Oil prices fell for the fifth straight day Tuesday, with a barrel costing $10 less than it did just one week ago when crude hit a new high for the year.
Benchmark crude for August delivery settled at $62.93 a barrel on the New York Mercantile Exchange, down $1.12.
Oil prices had already begun to slide after peaking last Tuesday, and dismal jobs numbers last week from both the U.S. and Europe only exacerbated the fall.
The unemployment data dampened optimism about a quick economic recovery, raising new doubts about the global appetite for energy.
"This is a market that is looking for a reason to go back up and it just isn't getting it, so it continues to fade away," Alaron Trading analyst Phil Flynn said.
For months a weak dollar has brought more investment money into the oil market even though storage levels for energy products like oil and gasoline are very high compared with historical levels.
Stockpiles of gasoline have increased steadily for the past four weeks even though the country is in the midst of the heavy summer driving season, which includes the July Fourth holiday weekend.
Supply data coming from the Department of Energy on Wednesday is expected to show that trend only continuing.
The department said Tuesday it expects consumption of liquid petroleum products to contract about 3.3% this year.

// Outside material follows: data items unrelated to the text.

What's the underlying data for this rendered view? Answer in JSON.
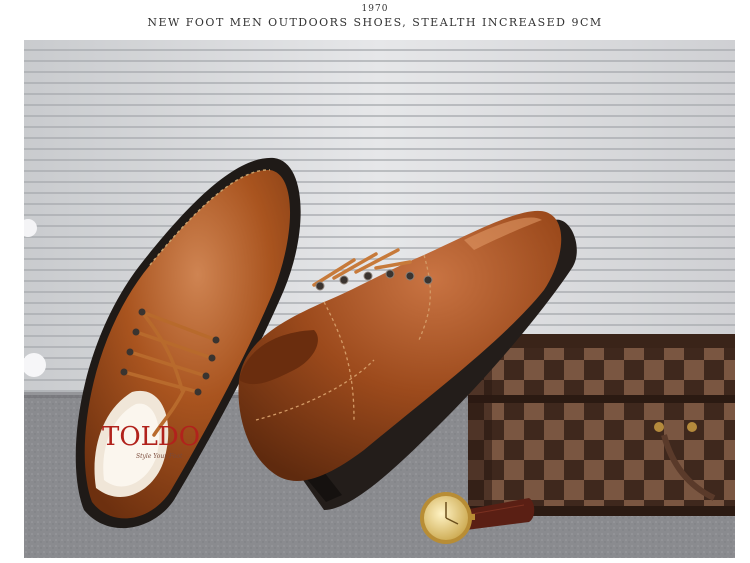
{
  "header": {
    "code": "1970",
    "title": "NEW FOOT MEN OUTDOORS SHOES, STEALTH INCREASED 9CM"
  },
  "photo": {
    "subject": "brown-leather-lace-up-shoes",
    "insole_brand": "TOLDO",
    "insole_tagline": "Style Your Foot",
    "colors": {
      "leather": "#9a4a1e",
      "leather_highlight": "#c2733f",
      "sole": "#2a2522",
      "wall": "#d9dadc",
      "floor": "#8e8f93",
      "case_dark": "#4a3024",
      "case_light": "#7d5a44",
      "watch_gold": "#c9a54a",
      "watch_strap": "#5a1f14"
    }
  }
}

Crude prices will likely average about $70 a barrel for the rest of the year, and the average retail gasoline price likely will float around $2.36 a gallon, the department said.

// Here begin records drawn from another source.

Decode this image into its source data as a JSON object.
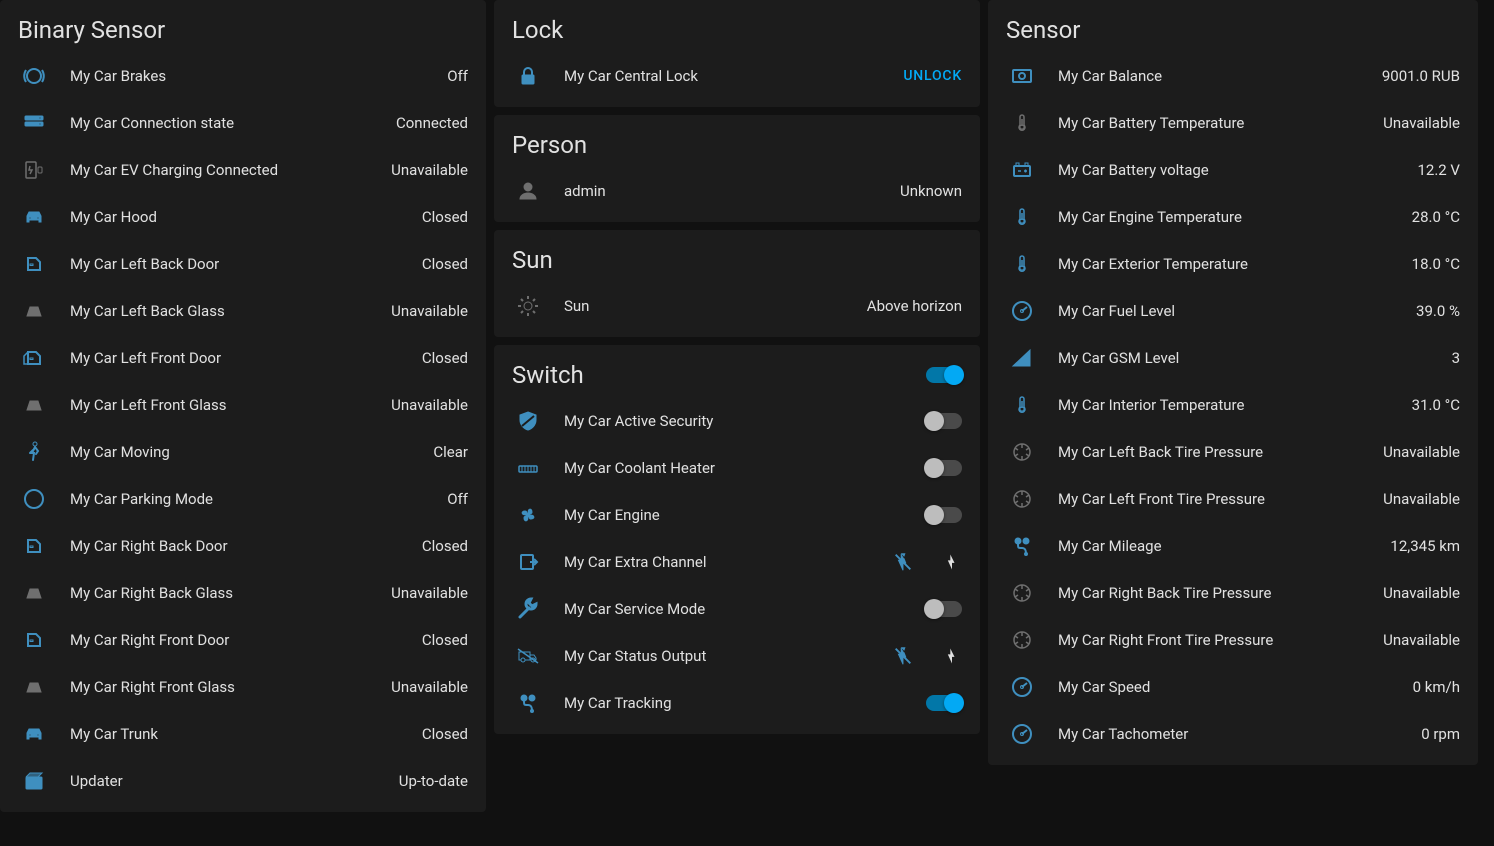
{
  "binary_sensor": {
    "title": "Binary Sensor",
    "items": [
      {
        "icon": "brake",
        "label": "My Car Brakes",
        "value": "Off",
        "color": "blue"
      },
      {
        "icon": "connection",
        "label": "My Car Connection state",
        "value": "Connected",
        "color": "blue"
      },
      {
        "icon": "ev",
        "label": "My Car EV Charging Connected",
        "value": "Unavailable",
        "color": "grey"
      },
      {
        "icon": "car",
        "label": "My Car Hood",
        "value": "Closed",
        "color": "blue"
      },
      {
        "icon": "door",
        "label": "My Car Left Back Door",
        "value": "Closed",
        "color": "blue"
      },
      {
        "icon": "glass",
        "label": "My Car Left Back Glass",
        "value": "Unavailable",
        "color": "grey"
      },
      {
        "icon": "door-open",
        "label": "My Car Left Front Door",
        "value": "Closed",
        "color": "blue"
      },
      {
        "icon": "glass",
        "label": "My Car Left Front Glass",
        "value": "Unavailable",
        "color": "grey"
      },
      {
        "icon": "walk",
        "label": "My Car Moving",
        "value": "Clear",
        "color": "blue"
      },
      {
        "icon": "parking",
        "label": "My Car Parking Mode",
        "value": "Off",
        "color": "blue"
      },
      {
        "icon": "door",
        "label": "My Car Right Back Door",
        "value": "Closed",
        "color": "blue"
      },
      {
        "icon": "glass",
        "label": "My Car Right Back Glass",
        "value": "Unavailable",
        "color": "grey"
      },
      {
        "icon": "door",
        "label": "My Car Right Front Door",
        "value": "Closed",
        "color": "blue"
      },
      {
        "icon": "glass",
        "label": "My Car Right Front Glass",
        "value": "Unavailable",
        "color": "grey"
      },
      {
        "icon": "car",
        "label": "My Car Trunk",
        "value": "Closed",
        "color": "blue"
      },
      {
        "icon": "package",
        "label": "Updater",
        "value": "Up-to-date",
        "color": "blue"
      }
    ]
  },
  "lock": {
    "title": "Lock",
    "items": [
      {
        "icon": "lock",
        "label": "My Car Central Lock",
        "action": "UNLOCK",
        "color": "blue"
      }
    ]
  },
  "person": {
    "title": "Person",
    "items": [
      {
        "icon": "person",
        "label": "admin",
        "value": "Unknown",
        "color": "grey"
      }
    ]
  },
  "sun": {
    "title": "Sun",
    "items": [
      {
        "icon": "sun",
        "label": "Sun",
        "value": "Above horizon",
        "color": "grey"
      }
    ]
  },
  "switch": {
    "title": "Switch",
    "master_on": true,
    "items": [
      {
        "icon": "shield",
        "label": "My Car Active Security",
        "type": "toggle",
        "on": false,
        "color": "blue"
      },
      {
        "icon": "radiator",
        "label": "My Car Coolant Heater",
        "type": "toggle",
        "on": false,
        "color": "blue"
      },
      {
        "icon": "fan",
        "label": "My Car Engine",
        "type": "toggle",
        "on": false,
        "color": "blue"
      },
      {
        "icon": "export",
        "label": "My Car Extra Channel",
        "type": "flash",
        "color": "blue"
      },
      {
        "icon": "wrench",
        "label": "My Car Service Mode",
        "type": "toggle",
        "on": false,
        "color": "blue"
      },
      {
        "icon": "truck",
        "label": "My Car Status Output",
        "type": "flash",
        "color": "blue"
      },
      {
        "icon": "map-marker",
        "label": "My Car Tracking",
        "type": "toggle",
        "on": true,
        "color": "blue"
      }
    ]
  },
  "sensor": {
    "title": "Sensor",
    "items": [
      {
        "icon": "cash",
        "label": "My Car Balance",
        "value": "9001.0 RUB",
        "color": "blue"
      },
      {
        "icon": "thermometer",
        "label": "My Car Battery Temperature",
        "value": "Unavailable",
        "color": "grey"
      },
      {
        "icon": "battery",
        "label": "My Car Battery voltage",
        "value": "12.2 V",
        "color": "blue"
      },
      {
        "icon": "thermometer",
        "label": "My Car Engine Temperature",
        "value": "28.0 °C",
        "color": "blue"
      },
      {
        "icon": "thermometer",
        "label": "My Car Exterior Temperature",
        "value": "18.0 °C",
        "color": "blue"
      },
      {
        "icon": "gauge",
        "label": "My Car Fuel Level",
        "value": "39.0 %",
        "color": "blue"
      },
      {
        "icon": "signal",
        "label": "My Car GSM Level",
        "value": "3",
        "color": "blue"
      },
      {
        "icon": "thermometer",
        "label": "My Car Interior Temperature",
        "value": "31.0 °C",
        "color": "blue"
      },
      {
        "icon": "tire",
        "label": "My Car Left Back Tire Pressure",
        "value": "Unavailable",
        "color": "grey"
      },
      {
        "icon": "tire",
        "label": "My Car Left Front Tire Pressure",
        "value": "Unavailable",
        "color": "grey"
      },
      {
        "icon": "map-marker",
        "label": "My Car Mileage",
        "value": "12,345 km",
        "color": "blue"
      },
      {
        "icon": "tire",
        "label": "My Car Right Back Tire Pressure",
        "value": "Unavailable",
        "color": "grey"
      },
      {
        "icon": "tire",
        "label": "My Car Right Front Tire Pressure",
        "value": "Unavailable",
        "color": "grey"
      },
      {
        "icon": "gauge",
        "label": "My Car Speed",
        "value": "0 km/h",
        "color": "blue"
      },
      {
        "icon": "gauge",
        "label": "My Car Tachometer",
        "value": "0 rpm",
        "color": "blue"
      }
    ]
  }
}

Oil prices have doubled since the beginning of the year and on Tuesday, federal regulators said they would examine whether the government should impose limits on the number of futures contracts in oil and other energy commodities held by speculative traders.
In other Nymex trading, gasoline for August delivery fell 1.76 cents to $1.7228 a gallon and heating oil dropped 2.9 cents to $1.5978. Natural gas for August delivery rose less than a penny to $3.488 per 1,000 cubic feet.
In London, Brent prices shed 95 cents to $63.10 a barrel on the ICE Futures exchange.